There are some risk factors which are common with OSA:
- A family history of obstructive sleep apnea
- A child who is overweight
- A child with Down Syndrome or Cerebral Palsy
- Having an unusually large tongue
- Any problems that can narrow the airway like in the throat, jaw, or mouth
- A child with enlarged tonsils or adenoids
Enlarged tonsils or adenoids obstruct the airway if the muscles become too relaxed during sleep.
Signs of OSA in Children
Snoring is a common sign, but not all children will have this symptom. However, you may hear gasps or snorts. Bedwetting, sleepwalking, and night terrors can be seen normally but can also be signs of a child with sleep apnea.
Daytime sleepiness or hyperactivity, irritability, and mouth breathing are common signs. Children may also begin to have trouble in school and develop morning headaches. A child with sleep apnea may be misdiagnosed as having learning disabilities due to this.
Childhood obstructive sleep apnea has been associated with failure to thrive, neurocognitive impairment, hypertension, cardiac dysfunction, systemic inflammation, and behavioral problems.
What Should a Parent Do?
If you suspect your child may have obstructive sleep apnea, see the Pediatric and Adolescent Sleep Center for an evaluation. A sleep study may be recommended for a definitive diagnosis. If the symptoms are mild, a wait and see approach may be taken.

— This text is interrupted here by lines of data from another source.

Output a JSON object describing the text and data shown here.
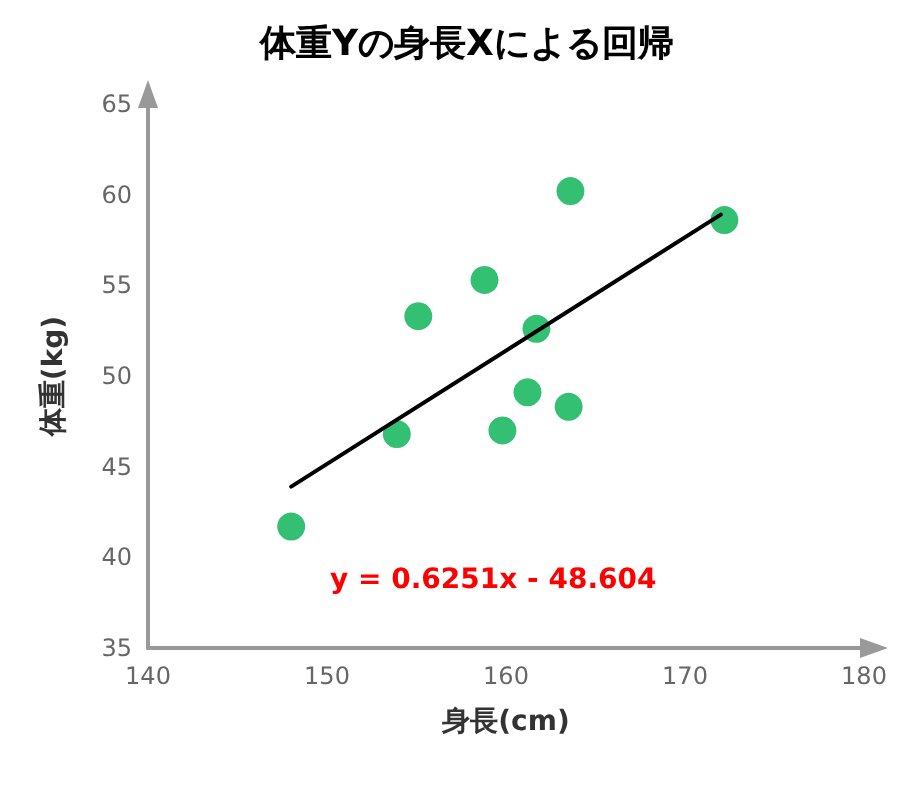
{
  "chart_data": {
    "type": "scatter",
    "title": "体重Yの身長Xによる回帰",
    "xlabel": "身長(cm)",
    "ylabel": "体重(kg)",
    "xlim": [
      140,
      180
    ],
    "xticks": [
      140,
      150,
      160,
      170,
      180
    ],
    "ylim": [
      35,
      65
    ],
    "yticks": [
      35,
      40,
      45,
      50,
      55,
      60,
      65
    ],
    "grid": false,
    "marker": "circle",
    "series": [
      {
        "color": "#00b050",
        "x": [
          148.0,
          153.9,
          155.1,
          158.8,
          159.8,
          161.2,
          161.7,
          163.5,
          163.6,
          172.2
        ],
        "values": [
          41.7,
          46.8,
          53.3,
          55.3,
          47.0,
          49.1,
          52.6,
          48.3,
          60.2,
          58.6
        ]
      },
      {
        "type": "line",
        "color": "#000000",
        "marker": "none",
        "line_style": "solid",
        "x": [
          148,
          172
        ],
        "values": [
          43.9,
          58.9
        ]
      }
    ],
    "annotations": [
      "y = 0.6251x - 48.604"
    ]
  }
}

A sleep study can give insight into if your child needs to have their tonsils or adenoids removed. This will usually improve the severity of OSA or may resolve OSA, especially if they are enlarged.

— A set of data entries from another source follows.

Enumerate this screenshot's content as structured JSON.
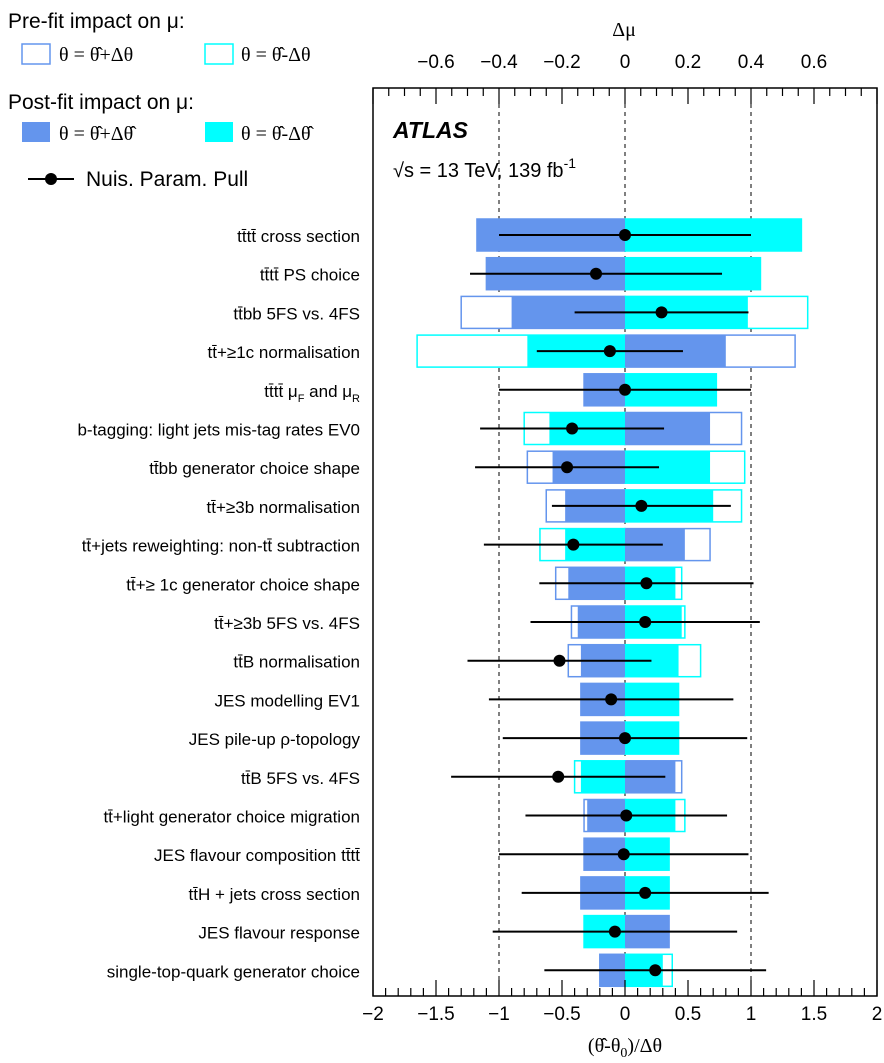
{
  "chart_data": {
    "type": "bar",
    "experiment": "ATLAS",
    "energy_label": "√s = 13 TeV, 139 fb",
    "lumi_exp": "-1",
    "top_axis": {
      "label": "Δμ",
      "range": [
        -0.8,
        0.8
      ],
      "ticks": [
        -0.6,
        -0.4,
        -0.2,
        0,
        0.2,
        0.4,
        0.6
      ],
      "tick_labels": [
        "−0.6",
        "−0.4",
        "−0.2",
        "0",
        "0.2",
        "0.4",
        "0.6"
      ]
    },
    "bottom_axis": {
      "label_pre": "(θ̂-θ",
      "label_sub": "0",
      "label_post": ")/Δθ",
      "range": [
        -2,
        2
      ],
      "ticks": [
        -2,
        -1.5,
        -1,
        -0.5,
        0,
        0.5,
        1,
        1.5,
        2
      ],
      "tick_labels": [
        "−2",
        "−1.5",
        "−1",
        "−0.5",
        "0",
        "0.5",
        "1",
        "1.5",
        "2"
      ]
    },
    "legend": {
      "prefit_title": "Pre-fit impact on μ:",
      "postfit_title": "Post-fit impact on μ:",
      "plus_label": "θ = θ̂+Δθ",
      "minus_label": "θ = θ̂-Δθ",
      "plus_label_post": "θ = θ̂+Δθ̂",
      "minus_label_post": "θ = θ̂-Δθ̂",
      "pull_label": "Nuis. Param. Pull"
    },
    "colors": {
      "plus": "#6495ED",
      "minus": "#00FFFF",
      "prefit_plus_edge": "#6495ED",
      "prefit_minus_edge": "#00FFFF"
    },
    "parameters": [
      {
        "label": "tt̄tt̄ cross section",
        "pull": 0.0,
        "err": 1.0,
        "pre_plus": -0.47,
        "pre_minus": 0.56,
        "post_plus": -0.47,
        "post_minus": 0.56
      },
      {
        "label": "tt̄tt̄ PS choice",
        "pull": -0.23,
        "err": 1.0,
        "pre_plus": -0.44,
        "pre_minus": 0.43,
        "post_plus": -0.44,
        "post_minus": 0.43
      },
      {
        "label": "tt̄bb 5FS vs. 4FS",
        "pull": 0.29,
        "err": 0.69,
        "pre_plus": -0.52,
        "pre_minus": 0.58,
        "post_plus": -0.36,
        "post_minus": 0.39
      },
      {
        "label": "tt̄+≥1c normalisation",
        "pull": -0.12,
        "err": 0.58,
        "pre_plus": 0.54,
        "pre_minus": -0.66,
        "post_plus": 0.32,
        "post_minus": -0.31
      },
      {
        "label": "tt̄tt̄ μ_F and μ_R",
        "pull": 0.0,
        "err": 1.0,
        "pre_plus": -0.13,
        "pre_minus": 0.29,
        "post_plus": -0.13,
        "post_minus": 0.29
      },
      {
        "label": "b-tagging: light jets mis-tag rates EV0",
        "pull": -0.42,
        "err": 0.73,
        "pre_plus": 0.37,
        "pre_minus": -0.32,
        "post_plus": 0.27,
        "post_minus": -0.24
      },
      {
        "label": "tt̄bb generator choice shape",
        "pull": -0.46,
        "err": 0.73,
        "pre_plus": -0.31,
        "pre_minus": 0.38,
        "post_plus": -0.23,
        "post_minus": 0.27
      },
      {
        "label": "tt̄+≥3b normalisation",
        "pull": 0.13,
        "err": 0.71,
        "pre_plus": -0.25,
        "pre_minus": 0.37,
        "post_plus": -0.19,
        "post_minus": 0.28
      },
      {
        "label": "tt̄+jets reweighting: non-tt̄ subtraction",
        "pull": -0.41,
        "err": 0.71,
        "pre_plus": 0.27,
        "pre_minus": -0.27,
        "post_plus": 0.19,
        "post_minus": -0.19
      },
      {
        "label": "tt̄+≥ 1c generator choice shape",
        "pull": 0.17,
        "err": 0.85,
        "pre_plus": -0.22,
        "pre_minus": 0.18,
        "post_plus": -0.18,
        "post_minus": 0.16
      },
      {
        "label": "tt̄+≥3b 5FS vs. 4FS",
        "pull": 0.16,
        "err": 0.91,
        "pre_plus": -0.17,
        "pre_minus": 0.19,
        "post_plus": -0.15,
        "post_minus": 0.18
      },
      {
        "label": "tt̄B normalisation",
        "pull": -0.52,
        "err": 0.73,
        "pre_plus": -0.18,
        "pre_minus": 0.24,
        "post_plus": -0.14,
        "post_minus": 0.17
      },
      {
        "label": "JES modelling EV1",
        "pull": -0.11,
        "err": 0.97,
        "pre_plus": -0.14,
        "pre_minus": 0.17,
        "post_plus": -0.14,
        "post_minus": 0.17
      },
      {
        "label": "JES pile-up ρ-topology",
        "pull": 0.0,
        "err": 0.97,
        "pre_plus": -0.14,
        "pre_minus": 0.17,
        "post_plus": -0.14,
        "post_minus": 0.17
      },
      {
        "label": "tt̄B 5FS vs. 4FS",
        "pull": -0.53,
        "err": 0.85,
        "pre_plus": 0.18,
        "pre_minus": -0.16,
        "post_plus": 0.16,
        "post_minus": -0.14
      },
      {
        "label": "tt̄+light generator choice migration",
        "pull": 0.01,
        "err": 0.8,
        "pre_plus": -0.13,
        "pre_minus": 0.19,
        "post_plus": -0.12,
        "post_minus": 0.16
      },
      {
        "label": "JES flavour composition tt̄tt̄",
        "pull": -0.01,
        "err": 0.99,
        "pre_plus": -0.13,
        "pre_minus": 0.14,
        "post_plus": -0.13,
        "post_minus": 0.14
      },
      {
        "label": "tt̄H + jets cross section",
        "pull": 0.16,
        "err": 0.98,
        "pre_plus": -0.14,
        "pre_minus": 0.14,
        "post_plus": -0.14,
        "post_minus": 0.14
      },
      {
        "label": "JES flavour response",
        "pull": -0.08,
        "err": 0.97,
        "pre_plus": 0.14,
        "pre_minus": -0.13,
        "post_plus": 0.14,
        "post_minus": -0.13
      },
      {
        "label": "single-top-quark generator choice",
        "pull": 0.24,
        "err": 0.88,
        "pre_plus": -0.08,
        "pre_minus": 0.15,
        "post_plus": -0.08,
        "post_minus": 0.12
      }
    ]
  }
}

DO work with your physician to change diet and increase exercise if your child is overweight.
DO initiate CPAP therapy to continuously provide positive airway pressure during sleep if recommended. The mask provides a steady stream of air to keep the airway open.
One thing you should NOT DO is ignore the condition. Untreated sleep apnea can lead to learning, behavioral, and growth problems. Chronic sleep apnea can cause long term negative effects.